Tier1 Operations Report 2010-10-27

From GridPP Wiki
Jump to: navigation, search

RAL Tier1 Operations Report for 27th October 2010

Review of Issues during the week from 20th to 27th October 2010.

  • On Wednesday 20th Oct. GDSS408 (AtlasMCDisk) crashed with a kernel panic. Errors indicated a memory fault. memory was replaced. After running a short memtest the server was returned to production the same day.
  • Also reported last week, on Wednesday (20th Oct) there was a problem with the SRM servers for Atlas. This recurred again that afternoon. The problem was traced to a user attempting to directly copy files elsewhere, rather than using the FTS. The user was blocked from accessing the SRMs. Good communications with the Atlas experiment also enabled them to take appropriate action quickly.
  • The upgrade to the Castor GEN instance, planned for Mon-Wed 25-27 October completed ahead of schedule Tuesday (26th) lunchtime. We did fail some SAM tests on CEs when the file replication checks were unable to copy files to/from the Castor GEN instance. This was resolved by moving the tests to another Castor instance.

Current operational status and issues.

  • Last night (26-27 October) disk server GDSS117 (CMSWanIn) failed with a read only filesystem. It was removed from production this morning. There were two un-migrated files on this system, and both have now been copied to another disk server. GDSS117 is being re-run through the acceptance tests for up to a week to flush out any problems.
  • Yesterday (26th Oct.) LHCb reported problems with malformed TURLs being returned by the LHCb SRMs. This is not yet understood.
  • Gdss280 (CMSFarmRead) had showed FSProbe errors and was taken out of production on Thursday 19th August. As reported last week this server was returned to production on the morning of 15 September). The server again gave FSPROBE errors and was taken back out of production the next day (16th). 30 un-migrated files were lost. A review of the problems encountered is being followed up via a post mortem.
  • Performance issues on Castor Disk Servers for LHCb: This is being kept under observation. Investigations were suspended during the Castor 2.1.9 upgrade but are being resumed now LHCb have re-started running batch work here. There is currently a limit of 800 simultaneous batch jobs on LHCb. This will be increased in a controlled manner when there is a waiting job queue and Castor/disk performance monitored.
  • As reported at previous meetings, one power supply (of two) for one of the (two) EMC disk arrays behind the LSC/FTS/3D services was moved to UPS power as a test if the electrical noise has been reduced sufficiently. The test is ongoing but some errors (roughly once/week) have been seen.
  • On Saturday 10th July transformer TX2 in R89 tripped. This transformer is the same one as tripped some months ago, and for which remedial work was undertaken. As a result of work carried out on 18th Oct. on TX4 the indication is that the cause of the TX2 problem relates to over sensitive earth leakage detection.
  • Atlas are looking to run some user jobs at RAL. In order to ensure these do not cause problems (i.e. excessive load) for the existing Atlas software server, these jobs will make use of a pilot CVMFS based solution for delivering Atlas software to the worker nodes.

Declared in the GOC DB

  • Tuesday 2nd November. "Warning" on lcgrbp01 (MyProxy) for introduction of Quattorized service.
  • Wednesday 3rd November. "Warning" on site-bdii for rolling update to glite 3.2 and SL5.

Advanced warning:

The following items remain to be scheduled/announced:

  • Monday 13th December (just after LHC 2010 run ends): UPS test.
  • Castor Upgrade to 2.1.9.
    • Upgrade CMS - during the week beginning 8 November
    • Upgrade ATLAS - during the week beginning 22 November
  • Upgrade to 64-bit OS on Castor disk servers to resolve checksumming problem.

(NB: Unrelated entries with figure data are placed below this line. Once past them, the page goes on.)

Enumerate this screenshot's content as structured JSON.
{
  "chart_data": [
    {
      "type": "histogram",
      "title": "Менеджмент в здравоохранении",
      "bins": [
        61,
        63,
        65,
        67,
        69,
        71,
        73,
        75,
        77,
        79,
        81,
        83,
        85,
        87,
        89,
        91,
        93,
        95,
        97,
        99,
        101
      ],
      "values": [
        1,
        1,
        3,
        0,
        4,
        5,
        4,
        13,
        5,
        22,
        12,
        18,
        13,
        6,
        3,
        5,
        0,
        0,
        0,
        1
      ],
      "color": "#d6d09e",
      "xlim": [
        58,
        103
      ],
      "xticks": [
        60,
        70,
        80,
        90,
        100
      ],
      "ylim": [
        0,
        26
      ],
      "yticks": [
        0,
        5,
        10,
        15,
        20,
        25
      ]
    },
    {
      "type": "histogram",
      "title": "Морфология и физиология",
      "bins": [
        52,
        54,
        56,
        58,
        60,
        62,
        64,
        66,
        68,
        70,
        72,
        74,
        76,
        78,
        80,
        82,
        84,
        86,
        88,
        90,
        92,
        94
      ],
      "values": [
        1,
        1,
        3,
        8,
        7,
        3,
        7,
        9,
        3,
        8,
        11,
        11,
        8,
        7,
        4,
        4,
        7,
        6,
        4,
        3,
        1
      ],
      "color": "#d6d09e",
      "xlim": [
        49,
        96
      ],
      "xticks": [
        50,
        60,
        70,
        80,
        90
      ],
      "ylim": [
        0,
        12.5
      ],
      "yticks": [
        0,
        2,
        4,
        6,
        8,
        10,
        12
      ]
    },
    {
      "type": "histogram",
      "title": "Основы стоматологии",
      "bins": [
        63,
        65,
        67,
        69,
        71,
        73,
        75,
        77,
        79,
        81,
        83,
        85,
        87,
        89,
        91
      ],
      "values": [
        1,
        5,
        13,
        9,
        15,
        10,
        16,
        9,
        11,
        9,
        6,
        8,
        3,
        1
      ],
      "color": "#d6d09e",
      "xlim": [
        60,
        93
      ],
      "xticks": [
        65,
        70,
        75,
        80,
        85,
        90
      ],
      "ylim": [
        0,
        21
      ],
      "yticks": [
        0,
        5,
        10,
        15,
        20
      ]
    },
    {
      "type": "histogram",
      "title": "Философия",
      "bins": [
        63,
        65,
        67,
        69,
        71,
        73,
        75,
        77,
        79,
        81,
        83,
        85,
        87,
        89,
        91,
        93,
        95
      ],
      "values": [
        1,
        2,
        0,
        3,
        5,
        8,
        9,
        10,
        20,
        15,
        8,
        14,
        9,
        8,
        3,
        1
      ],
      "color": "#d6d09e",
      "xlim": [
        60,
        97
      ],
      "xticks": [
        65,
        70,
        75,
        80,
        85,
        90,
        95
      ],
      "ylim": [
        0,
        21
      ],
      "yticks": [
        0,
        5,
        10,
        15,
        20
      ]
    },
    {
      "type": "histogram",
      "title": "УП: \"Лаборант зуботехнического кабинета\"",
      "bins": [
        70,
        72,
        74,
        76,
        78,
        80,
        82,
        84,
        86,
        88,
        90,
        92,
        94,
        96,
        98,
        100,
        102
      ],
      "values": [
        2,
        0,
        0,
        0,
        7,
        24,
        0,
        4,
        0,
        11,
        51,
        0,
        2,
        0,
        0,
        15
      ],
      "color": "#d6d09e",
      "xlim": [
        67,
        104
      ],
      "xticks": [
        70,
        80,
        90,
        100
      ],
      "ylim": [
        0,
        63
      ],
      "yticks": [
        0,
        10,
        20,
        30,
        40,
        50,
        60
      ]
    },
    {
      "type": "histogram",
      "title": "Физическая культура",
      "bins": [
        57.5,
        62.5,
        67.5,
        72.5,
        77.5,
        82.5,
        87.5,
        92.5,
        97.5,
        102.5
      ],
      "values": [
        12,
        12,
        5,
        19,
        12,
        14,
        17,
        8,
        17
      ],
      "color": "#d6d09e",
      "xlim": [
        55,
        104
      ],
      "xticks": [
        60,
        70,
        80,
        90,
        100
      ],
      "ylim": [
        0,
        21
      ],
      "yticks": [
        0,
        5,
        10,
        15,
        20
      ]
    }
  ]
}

Entries in GOC DB starting between 20th and 27th October 2010.

There were no unscheduled entry in the GOC DB for this last week.

Service Scheduled? Outage/At Risk Start End Duration Reason
srm-alice., srm-dteam, srm-hone, srm-ilc, srm-mice, srm-minos, srm-superb, srm-t2k. SCHEDULED OUTAGE 25/10/2010 08:00 26/10/2010 12:20 1 day, 4 hours and 20 minutes Upgrade of Castor GEN instance to version 2.1.9.
Whole Site SCHEDULED AT_RISK 20/10/2010 10:00 21/10/2010 12:00 1 day, 2 hours Site At Risk during UPS maintenance.